For Austria, the decision to put the green energy transition on hold is even more controversial because the country had managed to say goodbye to coal-fired electricity generation and become a model for its European neighbors. In 2020, the last plant closed, as part of its plan to produce electricity entirely from renewables in 2030. Now Putin’s maneuvers – Gazprom has reduced its shipments to 40% – force him to back down: the Government is preparing to reopen the coal-fired power plant in Mellach, about 200 kilometers south of Vienna. Since its closure, the energy company Verbund had converted it into a research center for hydrogen and large-scale battery storage.
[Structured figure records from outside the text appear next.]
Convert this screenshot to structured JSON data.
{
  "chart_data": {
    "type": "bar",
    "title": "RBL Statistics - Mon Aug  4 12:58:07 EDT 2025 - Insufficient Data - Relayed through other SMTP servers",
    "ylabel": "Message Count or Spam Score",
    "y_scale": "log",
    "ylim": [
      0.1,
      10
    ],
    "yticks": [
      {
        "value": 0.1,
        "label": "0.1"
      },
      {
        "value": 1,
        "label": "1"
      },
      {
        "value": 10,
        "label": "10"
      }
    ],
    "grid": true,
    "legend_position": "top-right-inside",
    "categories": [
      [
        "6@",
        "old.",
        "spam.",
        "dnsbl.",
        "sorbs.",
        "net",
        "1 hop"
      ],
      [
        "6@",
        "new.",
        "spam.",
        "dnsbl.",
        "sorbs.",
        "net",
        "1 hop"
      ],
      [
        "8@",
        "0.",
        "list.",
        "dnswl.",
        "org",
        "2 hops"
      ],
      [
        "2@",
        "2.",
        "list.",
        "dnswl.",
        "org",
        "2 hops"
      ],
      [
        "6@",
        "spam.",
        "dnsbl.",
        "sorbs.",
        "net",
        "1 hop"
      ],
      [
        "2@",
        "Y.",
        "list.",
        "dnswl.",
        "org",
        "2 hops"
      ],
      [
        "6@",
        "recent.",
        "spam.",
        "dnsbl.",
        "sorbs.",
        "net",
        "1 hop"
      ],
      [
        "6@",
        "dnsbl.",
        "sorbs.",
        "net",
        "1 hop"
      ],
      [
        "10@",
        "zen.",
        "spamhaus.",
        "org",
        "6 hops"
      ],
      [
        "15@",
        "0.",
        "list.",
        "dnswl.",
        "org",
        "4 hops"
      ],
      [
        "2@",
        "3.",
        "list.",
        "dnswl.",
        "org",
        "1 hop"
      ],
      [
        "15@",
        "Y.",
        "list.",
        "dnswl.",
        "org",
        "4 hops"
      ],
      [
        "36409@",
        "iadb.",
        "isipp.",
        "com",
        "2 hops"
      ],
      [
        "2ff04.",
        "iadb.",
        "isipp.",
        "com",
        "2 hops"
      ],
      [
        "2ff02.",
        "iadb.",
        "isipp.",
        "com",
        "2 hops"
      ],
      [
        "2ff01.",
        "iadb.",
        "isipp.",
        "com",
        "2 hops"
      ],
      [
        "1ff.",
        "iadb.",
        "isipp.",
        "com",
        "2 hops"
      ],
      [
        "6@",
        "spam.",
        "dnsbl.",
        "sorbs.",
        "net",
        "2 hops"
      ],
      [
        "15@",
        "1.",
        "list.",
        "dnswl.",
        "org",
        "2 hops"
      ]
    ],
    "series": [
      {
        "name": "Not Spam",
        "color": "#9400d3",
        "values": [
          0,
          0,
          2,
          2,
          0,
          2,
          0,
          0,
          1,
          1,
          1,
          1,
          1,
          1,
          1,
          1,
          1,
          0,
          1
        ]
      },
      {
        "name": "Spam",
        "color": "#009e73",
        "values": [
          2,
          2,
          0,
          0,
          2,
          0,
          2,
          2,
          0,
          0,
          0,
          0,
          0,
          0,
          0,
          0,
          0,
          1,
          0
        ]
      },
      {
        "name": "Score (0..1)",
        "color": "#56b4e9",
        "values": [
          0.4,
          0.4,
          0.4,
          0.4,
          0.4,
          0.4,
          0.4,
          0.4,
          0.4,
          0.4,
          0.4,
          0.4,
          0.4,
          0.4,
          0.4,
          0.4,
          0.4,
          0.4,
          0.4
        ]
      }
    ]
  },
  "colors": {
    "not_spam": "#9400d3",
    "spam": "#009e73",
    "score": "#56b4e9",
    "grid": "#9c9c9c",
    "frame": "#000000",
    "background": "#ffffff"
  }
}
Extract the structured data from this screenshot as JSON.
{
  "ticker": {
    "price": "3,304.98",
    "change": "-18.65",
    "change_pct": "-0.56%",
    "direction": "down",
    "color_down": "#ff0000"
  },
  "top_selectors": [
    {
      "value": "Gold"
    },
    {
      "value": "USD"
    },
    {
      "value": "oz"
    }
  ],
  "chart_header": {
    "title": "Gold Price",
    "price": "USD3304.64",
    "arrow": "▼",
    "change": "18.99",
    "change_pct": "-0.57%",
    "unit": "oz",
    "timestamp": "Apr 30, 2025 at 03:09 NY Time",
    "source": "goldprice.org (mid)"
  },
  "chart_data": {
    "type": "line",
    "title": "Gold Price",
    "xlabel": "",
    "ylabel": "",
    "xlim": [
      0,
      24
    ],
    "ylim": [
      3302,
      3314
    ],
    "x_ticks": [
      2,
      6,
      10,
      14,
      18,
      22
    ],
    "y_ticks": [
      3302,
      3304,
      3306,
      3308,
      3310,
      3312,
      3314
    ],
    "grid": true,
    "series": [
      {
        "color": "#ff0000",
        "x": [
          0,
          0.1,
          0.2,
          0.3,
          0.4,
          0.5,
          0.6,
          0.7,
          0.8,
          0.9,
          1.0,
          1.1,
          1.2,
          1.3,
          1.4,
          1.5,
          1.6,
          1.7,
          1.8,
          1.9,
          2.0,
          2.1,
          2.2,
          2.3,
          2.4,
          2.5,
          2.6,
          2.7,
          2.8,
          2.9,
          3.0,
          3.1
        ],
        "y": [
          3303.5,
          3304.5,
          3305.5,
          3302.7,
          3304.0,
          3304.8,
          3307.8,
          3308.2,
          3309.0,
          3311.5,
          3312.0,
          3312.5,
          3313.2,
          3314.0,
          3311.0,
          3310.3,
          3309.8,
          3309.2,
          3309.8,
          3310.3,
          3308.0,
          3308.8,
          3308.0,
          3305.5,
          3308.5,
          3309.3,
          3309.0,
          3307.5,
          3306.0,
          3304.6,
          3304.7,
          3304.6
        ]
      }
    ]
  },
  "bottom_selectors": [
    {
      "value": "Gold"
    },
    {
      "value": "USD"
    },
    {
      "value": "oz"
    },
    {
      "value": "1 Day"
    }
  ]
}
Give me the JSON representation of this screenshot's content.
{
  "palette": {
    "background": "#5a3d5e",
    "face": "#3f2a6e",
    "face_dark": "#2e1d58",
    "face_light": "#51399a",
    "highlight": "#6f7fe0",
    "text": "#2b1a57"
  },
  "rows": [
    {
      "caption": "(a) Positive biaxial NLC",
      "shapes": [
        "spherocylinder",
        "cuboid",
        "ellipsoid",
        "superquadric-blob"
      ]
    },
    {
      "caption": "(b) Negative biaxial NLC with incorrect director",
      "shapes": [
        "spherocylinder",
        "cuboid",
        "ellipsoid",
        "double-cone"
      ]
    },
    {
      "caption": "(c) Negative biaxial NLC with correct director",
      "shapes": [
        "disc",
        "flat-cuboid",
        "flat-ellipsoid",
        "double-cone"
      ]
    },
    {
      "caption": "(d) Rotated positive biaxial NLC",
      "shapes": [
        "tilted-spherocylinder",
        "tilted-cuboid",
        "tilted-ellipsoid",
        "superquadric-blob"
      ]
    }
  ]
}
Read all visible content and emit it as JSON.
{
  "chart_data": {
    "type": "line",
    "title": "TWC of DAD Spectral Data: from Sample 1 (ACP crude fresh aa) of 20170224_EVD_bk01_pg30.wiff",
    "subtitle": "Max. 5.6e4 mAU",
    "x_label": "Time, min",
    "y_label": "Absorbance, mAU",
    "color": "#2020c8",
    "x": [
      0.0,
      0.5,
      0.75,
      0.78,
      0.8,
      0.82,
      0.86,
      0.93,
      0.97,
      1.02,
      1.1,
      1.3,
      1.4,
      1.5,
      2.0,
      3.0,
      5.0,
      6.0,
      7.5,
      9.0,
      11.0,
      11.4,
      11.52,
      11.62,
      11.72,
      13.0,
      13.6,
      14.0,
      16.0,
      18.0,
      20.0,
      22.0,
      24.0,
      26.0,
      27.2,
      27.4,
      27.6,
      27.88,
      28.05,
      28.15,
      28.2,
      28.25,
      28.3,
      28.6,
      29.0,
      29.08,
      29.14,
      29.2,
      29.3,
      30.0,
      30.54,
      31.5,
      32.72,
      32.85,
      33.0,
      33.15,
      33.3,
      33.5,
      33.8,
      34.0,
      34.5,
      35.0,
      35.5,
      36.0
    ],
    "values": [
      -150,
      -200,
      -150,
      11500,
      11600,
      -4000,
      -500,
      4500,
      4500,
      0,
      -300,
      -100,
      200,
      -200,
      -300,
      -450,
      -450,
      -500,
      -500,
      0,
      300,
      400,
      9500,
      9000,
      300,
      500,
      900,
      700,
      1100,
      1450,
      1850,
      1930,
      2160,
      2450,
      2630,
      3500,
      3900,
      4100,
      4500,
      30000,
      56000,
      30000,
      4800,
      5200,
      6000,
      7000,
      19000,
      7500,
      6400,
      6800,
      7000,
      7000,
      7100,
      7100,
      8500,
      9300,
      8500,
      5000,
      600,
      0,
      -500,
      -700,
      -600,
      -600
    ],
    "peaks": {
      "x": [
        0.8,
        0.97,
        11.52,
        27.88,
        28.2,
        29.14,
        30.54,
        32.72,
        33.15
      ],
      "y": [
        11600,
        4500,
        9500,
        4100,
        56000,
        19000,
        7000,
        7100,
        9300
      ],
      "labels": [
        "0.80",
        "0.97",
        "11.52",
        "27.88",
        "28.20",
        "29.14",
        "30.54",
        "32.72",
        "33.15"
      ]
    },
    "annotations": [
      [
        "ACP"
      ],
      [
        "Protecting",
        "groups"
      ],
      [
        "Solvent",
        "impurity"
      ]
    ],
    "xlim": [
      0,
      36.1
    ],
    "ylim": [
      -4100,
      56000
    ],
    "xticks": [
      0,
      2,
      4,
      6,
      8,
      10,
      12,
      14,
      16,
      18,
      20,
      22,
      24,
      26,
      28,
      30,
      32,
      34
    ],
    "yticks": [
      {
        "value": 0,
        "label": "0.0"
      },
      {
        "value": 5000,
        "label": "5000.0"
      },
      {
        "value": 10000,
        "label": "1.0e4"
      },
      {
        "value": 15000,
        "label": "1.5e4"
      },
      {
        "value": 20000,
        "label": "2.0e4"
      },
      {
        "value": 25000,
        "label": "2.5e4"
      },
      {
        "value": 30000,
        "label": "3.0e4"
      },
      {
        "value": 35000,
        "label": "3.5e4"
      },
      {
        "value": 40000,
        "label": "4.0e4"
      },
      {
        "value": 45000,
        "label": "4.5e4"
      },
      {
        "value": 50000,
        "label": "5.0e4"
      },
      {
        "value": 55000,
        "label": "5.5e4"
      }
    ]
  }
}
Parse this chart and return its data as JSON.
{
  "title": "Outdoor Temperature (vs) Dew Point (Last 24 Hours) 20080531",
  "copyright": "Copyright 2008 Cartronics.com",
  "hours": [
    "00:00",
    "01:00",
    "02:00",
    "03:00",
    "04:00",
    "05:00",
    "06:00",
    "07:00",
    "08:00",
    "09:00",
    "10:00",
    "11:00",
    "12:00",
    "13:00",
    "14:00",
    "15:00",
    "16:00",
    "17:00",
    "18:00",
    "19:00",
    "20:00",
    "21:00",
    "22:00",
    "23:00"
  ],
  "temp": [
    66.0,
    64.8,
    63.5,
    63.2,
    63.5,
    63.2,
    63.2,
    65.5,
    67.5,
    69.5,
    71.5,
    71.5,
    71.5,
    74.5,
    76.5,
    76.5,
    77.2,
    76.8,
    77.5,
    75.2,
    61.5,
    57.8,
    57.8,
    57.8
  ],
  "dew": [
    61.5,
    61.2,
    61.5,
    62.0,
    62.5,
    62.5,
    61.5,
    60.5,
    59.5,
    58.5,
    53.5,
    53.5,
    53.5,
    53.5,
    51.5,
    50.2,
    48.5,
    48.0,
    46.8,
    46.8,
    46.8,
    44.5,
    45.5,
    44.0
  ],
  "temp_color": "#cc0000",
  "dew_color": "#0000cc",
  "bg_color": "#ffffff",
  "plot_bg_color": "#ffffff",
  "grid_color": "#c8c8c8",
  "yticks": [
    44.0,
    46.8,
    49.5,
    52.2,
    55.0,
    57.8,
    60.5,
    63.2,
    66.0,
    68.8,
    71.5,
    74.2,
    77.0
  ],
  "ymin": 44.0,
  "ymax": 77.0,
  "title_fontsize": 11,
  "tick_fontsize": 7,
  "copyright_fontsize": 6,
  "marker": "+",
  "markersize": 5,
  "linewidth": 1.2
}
The return to the coal era is also a bitter pill for the Netherlands, which has its own gas reserves in Groningen, in the northwest of the country, but prefers to exploit them to a minimum because extraction generates seismic activity. Although the dependence on Russian gas is much lower than in Germany and Austria, at 15%, the Dutch government has decided to increase the production capacity of its coal-fired power plants to reduce the use of natural gas. Until now, plants have operated with limited capacity to reduce greenhouse gas emissions as much as possible. Amsterdam had set itself the same goal as Berlin: to close all of its coal-fired power plants by 2030.

“Europe has to be ready for a total cut in Russian gas supplies,” warned the director of the International Energy Agency (IEA), Fatih Birol, on Wednesday. in the Financial Times. “The cuts [en el suministro ruso de gas] they seek to prevent Europe from stocking up,” he added while predicting “more and deeper measures” to contain demand “as winter approaches.” Despite repeated warnings from national and community authorities to try to reduce gas and fuel consumption, for now the demand has not responded to these prayers. Now, it is an imperative. “If we don’t do it the easy way, we’ll do it the hard way, with rationing”, exposes Escribano. “The bad thing is that we are only at the beginning: the worst is yet to come.”